The separation of church and state is another principle to which the American Jewish community is committed, but this principle has been taken to the extreme; properly considered, it does not proscribe vouchers. The U.S. Supreme Court as well as the highest courts in Wisconsin and Ohio have already either implied or explicitly said as much. To give a government-funded voucher to a parent to “spend” at the public, private or parochial school of their choice is no more a governmental establishment of religion than allowing a Medicare beneficiary to seek their treatment (which the government will pay for) at the public, private or parochial hospital of their choice. To assert otherwise is at least inconsistent. Moreover, it borders on religious discrimination — which the American Jewish committed is opposed to as well, on the basis of principle. What reason other than the acceptance of a subtle form of discrimination should we permit those who wish to rear their children in accordance with their religious faith be asked to both support the public schools through their taxes and not receive even modest support in return.
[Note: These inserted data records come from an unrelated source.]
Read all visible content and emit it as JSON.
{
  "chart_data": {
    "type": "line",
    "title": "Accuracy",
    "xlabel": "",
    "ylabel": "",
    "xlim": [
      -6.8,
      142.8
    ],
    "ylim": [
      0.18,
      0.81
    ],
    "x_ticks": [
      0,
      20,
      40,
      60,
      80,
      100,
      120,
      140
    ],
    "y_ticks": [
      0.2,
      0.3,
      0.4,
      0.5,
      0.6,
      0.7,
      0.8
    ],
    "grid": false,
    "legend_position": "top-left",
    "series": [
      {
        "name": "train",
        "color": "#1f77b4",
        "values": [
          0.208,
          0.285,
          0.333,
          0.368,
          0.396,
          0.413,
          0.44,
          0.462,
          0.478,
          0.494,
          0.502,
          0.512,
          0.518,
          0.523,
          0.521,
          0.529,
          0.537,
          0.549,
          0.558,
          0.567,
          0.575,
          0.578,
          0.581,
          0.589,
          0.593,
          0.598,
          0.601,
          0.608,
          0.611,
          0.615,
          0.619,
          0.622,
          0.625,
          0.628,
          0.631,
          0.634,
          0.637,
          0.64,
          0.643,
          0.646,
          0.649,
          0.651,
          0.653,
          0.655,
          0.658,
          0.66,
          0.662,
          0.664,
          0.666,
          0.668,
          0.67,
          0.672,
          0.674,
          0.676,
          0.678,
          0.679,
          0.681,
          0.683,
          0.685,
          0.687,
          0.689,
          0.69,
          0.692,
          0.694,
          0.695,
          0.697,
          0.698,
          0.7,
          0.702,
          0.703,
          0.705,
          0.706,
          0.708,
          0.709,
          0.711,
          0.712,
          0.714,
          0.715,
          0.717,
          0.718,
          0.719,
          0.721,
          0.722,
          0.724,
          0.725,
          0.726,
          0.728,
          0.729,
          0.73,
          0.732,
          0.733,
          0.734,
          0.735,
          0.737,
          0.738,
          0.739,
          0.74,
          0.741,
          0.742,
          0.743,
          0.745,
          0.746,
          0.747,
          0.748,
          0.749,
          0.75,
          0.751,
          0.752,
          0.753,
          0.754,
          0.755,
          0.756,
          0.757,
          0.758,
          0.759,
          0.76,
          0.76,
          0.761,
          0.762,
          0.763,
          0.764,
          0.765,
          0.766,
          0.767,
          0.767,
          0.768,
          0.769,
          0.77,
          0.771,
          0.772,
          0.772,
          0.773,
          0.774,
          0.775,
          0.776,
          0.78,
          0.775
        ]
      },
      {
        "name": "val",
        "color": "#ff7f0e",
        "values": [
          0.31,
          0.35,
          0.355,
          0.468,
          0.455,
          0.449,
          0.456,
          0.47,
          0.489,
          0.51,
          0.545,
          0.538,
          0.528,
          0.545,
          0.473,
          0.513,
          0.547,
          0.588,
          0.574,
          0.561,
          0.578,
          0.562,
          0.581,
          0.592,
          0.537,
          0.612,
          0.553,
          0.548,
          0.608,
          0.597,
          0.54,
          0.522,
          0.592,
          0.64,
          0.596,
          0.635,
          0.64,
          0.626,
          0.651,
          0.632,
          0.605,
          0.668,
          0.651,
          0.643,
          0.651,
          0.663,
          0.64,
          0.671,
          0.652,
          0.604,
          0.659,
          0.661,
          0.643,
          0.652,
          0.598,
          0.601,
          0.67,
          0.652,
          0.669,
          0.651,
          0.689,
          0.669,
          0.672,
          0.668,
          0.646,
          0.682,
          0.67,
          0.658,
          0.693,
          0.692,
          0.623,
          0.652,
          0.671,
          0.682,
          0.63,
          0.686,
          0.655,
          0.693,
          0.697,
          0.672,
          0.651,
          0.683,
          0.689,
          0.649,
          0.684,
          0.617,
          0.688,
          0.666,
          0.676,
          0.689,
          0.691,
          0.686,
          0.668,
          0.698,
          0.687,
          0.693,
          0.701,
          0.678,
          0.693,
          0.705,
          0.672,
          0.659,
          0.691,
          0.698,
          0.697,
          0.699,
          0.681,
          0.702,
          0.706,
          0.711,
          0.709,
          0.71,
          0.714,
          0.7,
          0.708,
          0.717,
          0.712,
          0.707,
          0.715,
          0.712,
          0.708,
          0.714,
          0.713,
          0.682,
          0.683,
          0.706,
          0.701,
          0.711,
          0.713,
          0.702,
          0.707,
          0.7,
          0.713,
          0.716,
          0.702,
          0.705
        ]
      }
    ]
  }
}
Finally, our community is committed to the principle of ensuring a Jewish future. We are all familiar with the data documenting our assimilation crisis as well as the data that Jewish education, and day school education in particular, is the surest way of stemming the crisis and rearing the next generation of committed Jews. This critical enterprise can only happen with a massive infusion of funds that will open the opportunities of day schools, supplementary schools, youth programs, summer camps and Israel experience trips to all young American Jews. And while there has been much said about increasing our communal fiscal commitment to this effort, there are serious questions as to whether we have the funds (estimates are near $1 billion) to achieve these goals without assistance from public funds.
Writing recently in Commentary magazine, JTS Provost Jack Wertheimer expressed grave concern over the fact that much of American Jewry’s organized representatives possess a “palpable aversion” to all forms of proposed government assistance to parochial schools. With the documentation of Jews’ views coming into confluence with a proper understanding of long-cherished principles, the time has come for those who would claim to represent the views and values of the broader American Jewish community to revisit their opposition to vouchers and other forms of “parochiaid,” and bringing their views in line with the people.